Phytophthora species are not native everywhere but have been distributed far and wide by people. Nurseries are prime disseminators of Phytophthora infested plants. Fungicides “subdue” the pathogen but do not eradicate it. So a plant can look healthy while still being infested with Phytophthora. When the fungicide wears off, the plant may become sick if conditions are right for the Phytophthora to grow. Another reason why this type of pathogen is so successful is that a plant can have 50-75% of its roots killed before symptoms begin to show on above ground plant parts. Wilt and collapse only occur very late in the progress of the disease. Because of this, it is important to inspect plants before bringing them home. Never purchase a plant with brown feeder roots, or this could be the starting point for Phytophthora in your garden.
If you are an avid gardener who likes to try new plants all the time, then your future encounter with Phytophthora is likely inevitable. You can do things to limit its development.

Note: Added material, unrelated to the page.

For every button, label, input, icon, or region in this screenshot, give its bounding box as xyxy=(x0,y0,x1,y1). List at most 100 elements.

-Plant on berms or mounds while avoiding planting in low or poorly drained places
-Use wood chip mulches from freshly chopped tree parts
-Add gypsum to soils as part of your mulching protocol
-If you irrigate your garden allow drying out periods between irrigations
-Plant “high” so that the root crown is clearly exposed
-Do not volcano mulch or cover the root crown with anything at all
-Avoid planting woody perennials in turfgrasses or lawns
Fresh wood chips are often broken down by fungi that release cellulase, this enzyme is toxic to all Phytophthora’s, and the reason why FRESH mulches are so important to create soils with cellulytic enzymes that destroy this pathogen. As gypsum dissolves it provides a slow release source of calcium ions which are also toxic to the swimming spores of Phytophthora. While fungicides can also help limit Phytophthora development, the cultural practices listed above will be just as important in preventing and limiting root and crown rot disease in your garden.

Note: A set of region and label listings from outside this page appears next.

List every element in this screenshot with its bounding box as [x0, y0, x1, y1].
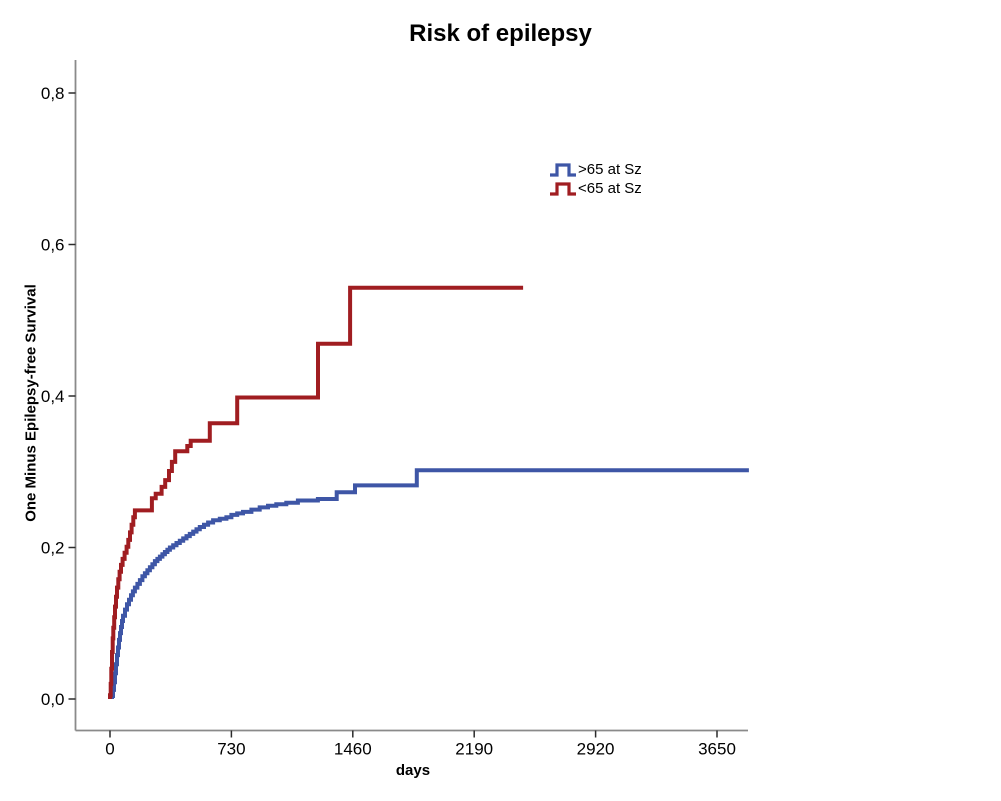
y-tick-label: 0,4 [41, 387, 65, 406]
y-tick-label: 0,8 [41, 84, 65, 103]
chart-title: Risk of epilepsy [409, 20, 592, 47]
series-line-gt65 [110, 468, 749, 699]
series-line-lt65 [108, 285, 524, 699]
legend: >65 at Sz <65 at Sz [549, 160, 642, 198]
y-axis-title: One Minus Epilepsy-free Survival [22, 284, 40, 522]
y-tick-label: 0,2 [41, 539, 65, 558]
legend-item-lt65: <65 at Sz [549, 179, 642, 198]
legend-label-lt65: <65 at Sz [578, 180, 642, 197]
x-tick-label: 2920 [577, 740, 615, 759]
y-tick-label: 0,0 [41, 690, 65, 709]
legend-step-line-icon [550, 182, 576, 196]
legend-step-line-icon [550, 163, 576, 177]
x-axis-title: days [395, 762, 431, 779]
x-tick-label: 3650 [698, 740, 736, 759]
x-tick-label: 2190 [455, 740, 493, 759]
legend-label-gt65: >65 at Sz [578, 161, 642, 178]
x-tick-label: 0 [105, 740, 114, 759]
y-tick-label: 0,6 [41, 236, 65, 255]
x-tick-label: 1460 [334, 740, 372, 759]
x-tick-label: 730 [217, 740, 245, 759]
legend-item-gt65: >65 at Sz [549, 160, 642, 179]
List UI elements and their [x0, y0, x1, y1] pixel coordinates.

Yet another reason using those valuable fresh arborist chips!
Good advice on that list. I would add deep aeration near the trunk to speed drainage, and replacing soil there with pervious aggregate to enable drying.
Mulches from Salix and rosaceous species are proven fungistatic; see Percival’s work.

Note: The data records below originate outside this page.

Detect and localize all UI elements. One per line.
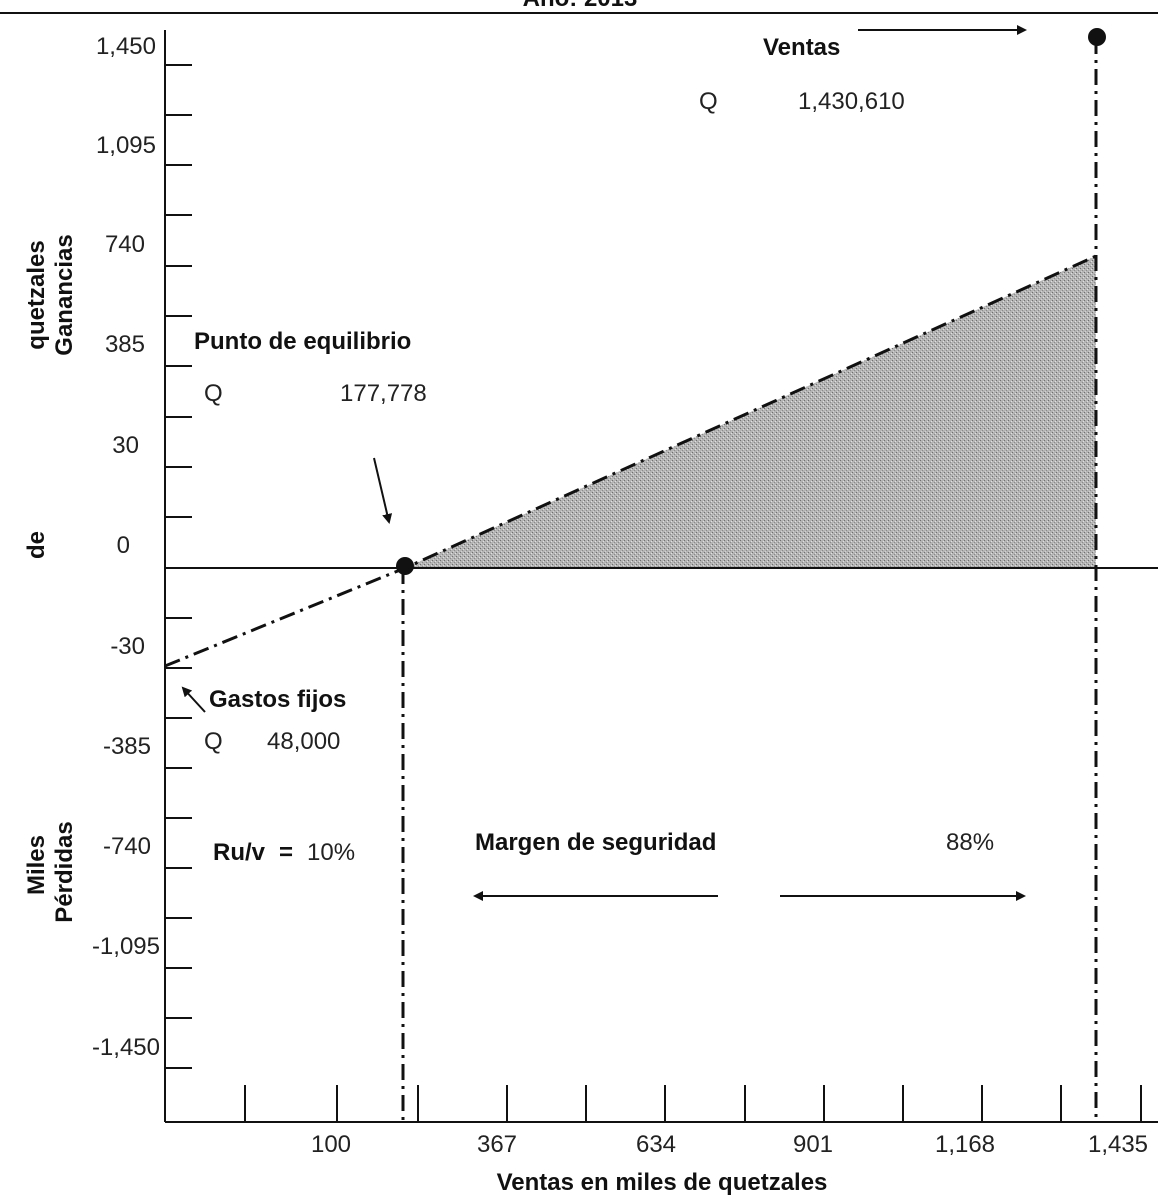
sales-value: 1,430,610 <box>798 88 905 115</box>
y-axis-title-quetzales: quetzales <box>23 240 50 349</box>
x-tick-label: 901 <box>793 1131 833 1158</box>
x-tick-label: 1,435 <box>1088 1131 1148 1158</box>
margin-value: 88% <box>946 829 994 856</box>
x-tick-label: 367 <box>477 1131 517 1158</box>
x-tick-label: 1,168 <box>935 1131 995 1158</box>
fixed-costs-currency: Q <box>204 728 223 755</box>
break-even-currency: Q <box>204 380 223 407</box>
y-tick-label: 1,450 <box>96 33 156 60</box>
x-tick-label: 100 <box>311 1131 351 1158</box>
y-tick-label: 740 <box>105 231 145 258</box>
sales-currency: Q <box>699 88 718 115</box>
x-tick-label: 634 <box>636 1131 676 1158</box>
y-axis-title-ganancias: Ganancias <box>51 234 78 355</box>
fixed-costs-title: Gastos fijos <box>209 686 346 713</box>
y-axis-title-de: de <box>23 531 50 559</box>
x-ticks <box>244 1085 1142 1122</box>
x-axis-title: Ventas en miles de quetzales <box>497 1169 828 1196</box>
y-tick-label: -740 <box>103 833 151 860</box>
y-tick-label: -1,450 <box>92 1034 160 1061</box>
sales-title: Ventas <box>763 34 840 61</box>
y-tick-label: -30 <box>110 633 145 660</box>
y-axis-title-miles: Miles <box>23 835 50 895</box>
fixed-costs-value: 48,000 <box>267 728 340 755</box>
y-tick-label: -1,095 <box>92 933 160 960</box>
y-tick-label: -385 <box>103 733 151 760</box>
ratio-value: 10% <box>307 839 355 866</box>
fixed-costs-arrow <box>181 686 206 713</box>
break-even-title: Punto de equilibrio <box>194 328 411 355</box>
y-ticks <box>165 64 192 1069</box>
chart-title: Año: 2013 <box>523 0 638 12</box>
break-even-arrow <box>373 457 393 524</box>
y-tick-label: 30 <box>112 432 139 459</box>
ratio-label: Ru/v <box>213 839 266 866</box>
y-tick-label: 385 <box>105 331 145 358</box>
y-tick-label: 0 <box>117 532 130 559</box>
break-even-point <box>396 557 414 575</box>
break-even-value: 177,778 <box>340 380 427 407</box>
y-axis-title-perdidas: Pérdidas <box>51 821 78 922</box>
y-tick-labels: 1,450 1,095 740 385 30 0 -30 -385 -740 -… <box>92 33 160 1061</box>
y-tick-label: 1,095 <box>96 132 156 159</box>
sales-point <box>1088 28 1106 46</box>
margin-title: Margen de seguridad <box>475 829 716 856</box>
x-tick-labels: 100 367 634 901 1,168 1,435 <box>311 1131 1148 1158</box>
ratio-eq: = <box>279 839 293 866</box>
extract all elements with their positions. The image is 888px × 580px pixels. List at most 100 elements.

I don’t understand “Add gypsum to soils as part of your mulching protocol”. 1. How is soil amending part of mulching? 2. How does this jibe with previous GP dicta against soil amendments?
Plus, gypsum is controversial; wording in A300 was changed to discourage some claims about its use, yet the dominant A300 company still sells it (600# on one tree, for instance).
I did not see in the article–how would gypsum resist Phytophthora?